Available with a Lightbend Platform subscription, Lightbend Console provides deep insights and observability for Cloudflow applications. It helps you verify that your application looks as you expect—​with the correct streamlets and the proper connections, each using the desired schema. In the Console, you can watch your application run, check on key performance indicators, such as latency and throughput, and observe the health of each streamlet and the monitors computed on them.
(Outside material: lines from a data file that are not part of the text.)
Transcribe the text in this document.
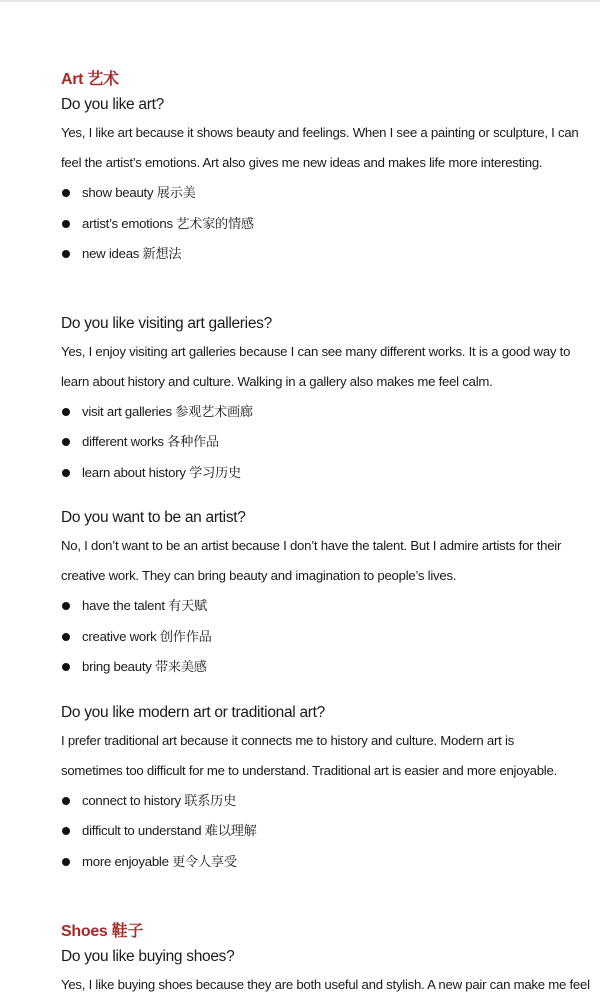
Art 艺术

Do you like art?

Yes, I like art because it shows beauty and feelings. When I see a painting or sculpture, I can

feel the artist’s emotions. Art also gives me new ideas and makes life more interesting.

show beauty 展示美
artist’s emotions 艺术家的情感
new ideas 新想法

Do you like visiting art galleries?

Yes, I enjoy visiting art galleries because I can see many different works. It is a good way to

learn about history and culture. Walking in a gallery also makes me feel calm.

visit art galleries 参观艺术画廊
different works 各种作品
learn about history 学习历史

Do you want to be an artist?

No, I don’t want to be an artist because I don’t have the talent. But I admire artists for their

creative work. They can bring beauty and imagination to people’s lives.

have the talent 有天赋
creative work 创作作品
bring beauty 带来美感

Do you like modern art or traditional art?

I prefer traditional art because it connects me to history and culture. Modern art is

sometimes too difficult for me to understand. Traditional art is easier and more enjoyable.

connect to history 联系历史
difficult to understand 难以理解
more enjoyable 更令人享受
Shoes 鞋子

Do you like buying shoes?

Yes, I like buying shoes because they are both useful and stylish. A new pair can make me feel
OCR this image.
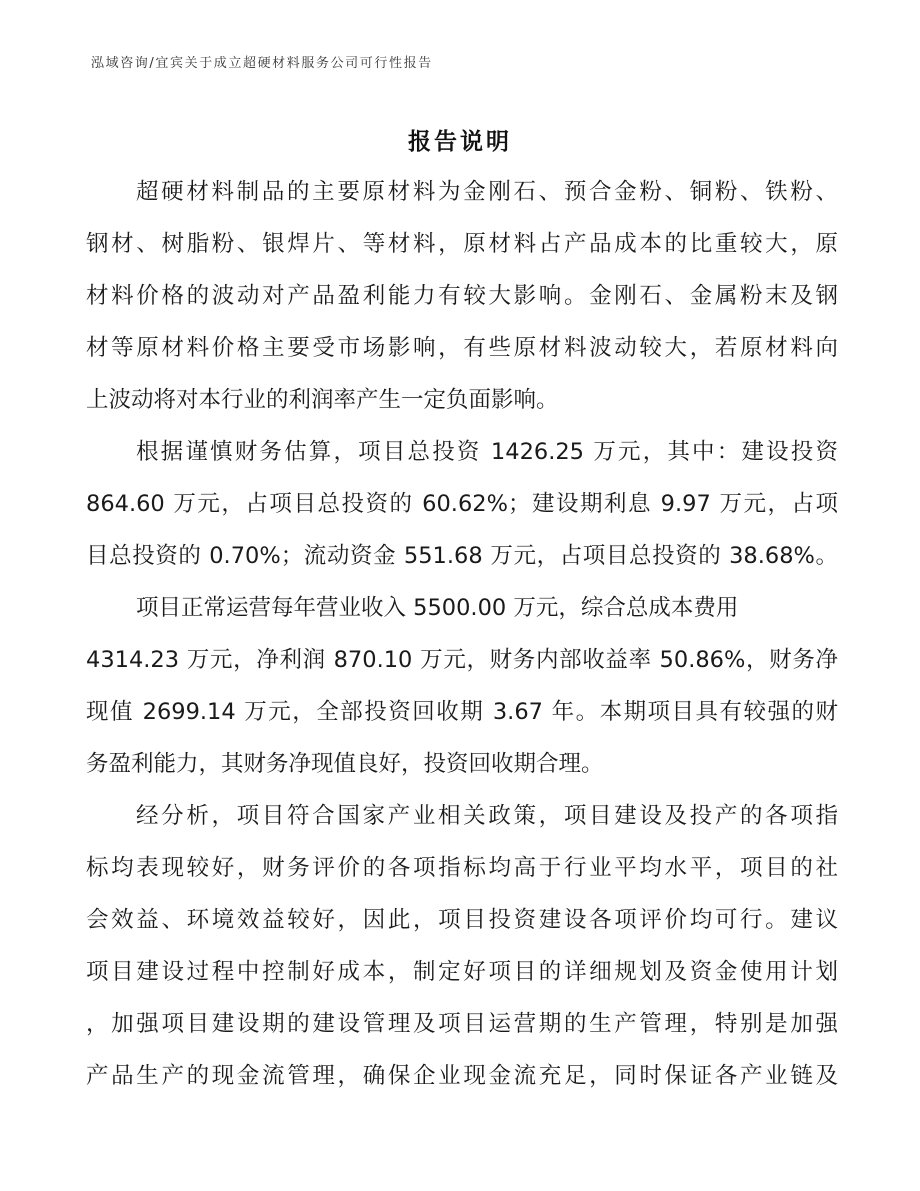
泓域咨询/宜宾关于成立超硬材料服务公司可行性报告
报告说明
超硬材料制品的主要原材料为金刚石、预合金粉、铜粉、铁粉、
钢材、树脂粉、银焊片、等材料，原材料占产品成本的比重较大，原
材料价格的波动对产品盈利能力有较大影响。金刚石、金属粉末及钢
材等原材料价格主要受市场影响，有些原材料波动较大，若原材料向
上波动将对本行业的利润率产生一定负面影响。
根据谨慎财务估算，项目总投资 1426.25 万元，其中：建设投资
864.60 万元，占项目总投资的 60.62%；建设期利息 9.97 万元，占项
目总投资的 0.70%；流动资金 551.68 万元，占项目总投资的 38.68%。
项目正常运营每年营业收入 5500.00 万元，综合总成本费用
4314.23 万元，净利润 870.10 万元，财务内部收益率 50.86%，财务净
现值 2699.14 万元，全部投资回收期 3.67 年。本期项目具有较强的财
务盈利能力，其财务净现值良好，投资回收期合理。
经分析，项目符合国家产业相关政策，项目建设及投产的各项指
标均表现较好，财务评价的各项指标均高于行业平均水平，项目的社
会效益、环境效益较好，因此，项目投资建设各项评价均可行。建议
项目建设过程中控制好成本，制定好项目的详细规划及资金使用计划
，加强项目建设期的建设管理及项目运营期的生产管理，特别是加强
产品生产的现金流管理，确保企业现金流充足，同时保证各产业链及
Before you can use Console, you need to have been completed installing Cloudflow Enterprise components

All Console pages have in-app help. Click the ? icon in the upper right of any panel to display the help. To hide the help overlay, click CLOSE in the upper right.

Lightbend Console views

Lightbend Console provides two main views for monitoring Lightbend-enabled applications: infrastructure and Cloudflow-specific. For Cloudflow, Console includes an page that displays all applications in the cluster. In the Cloudflow Applications view you see a blueprint and streamlet-oriented frame of reference: all information is structured for a higher level perspective on a running pipeline-enabled application: where the main actors are the blueprint, its constituent streamlets, their monitors and metrics. Health at the application level is based on rolling up health at the streamlet level which is based on rolling up health at the monitor level.

Application blueprint
Figure 1. Application blueprint

The infrastructure Cluster Map view is shown below. A Kubernetes-based cluster consists of nodes running pods (you can reach this view by clicking the workload icon within the controls panel in the window upper left). Those pods are organized by the workloads in which they are running. Workloads have monitors running on pods and the health of the workload is based on rolling up the health of its monitors. This infrastructure-based view does not have a high level concept of an application but it does allow you to define or customize monitors for workloads. While this customization is not available directly in the Cloudflow-based view, those monitors do carry over to the Cloudflow perspective.

Cluster map view
Figure 2. Cluster map view

This is the corresponding infrastructure view for the Cloudflow application shown above. Note that there are 11 workloads here (three with two pods each all others with one). But the pipeline view contains eight streamlets. This discrepancy is due to how spark jobs are handled: they each have an executor and driver—​resulting in an additional workload for each spark streamlet—​or three additional workloads here since there are three spark-based streamlets.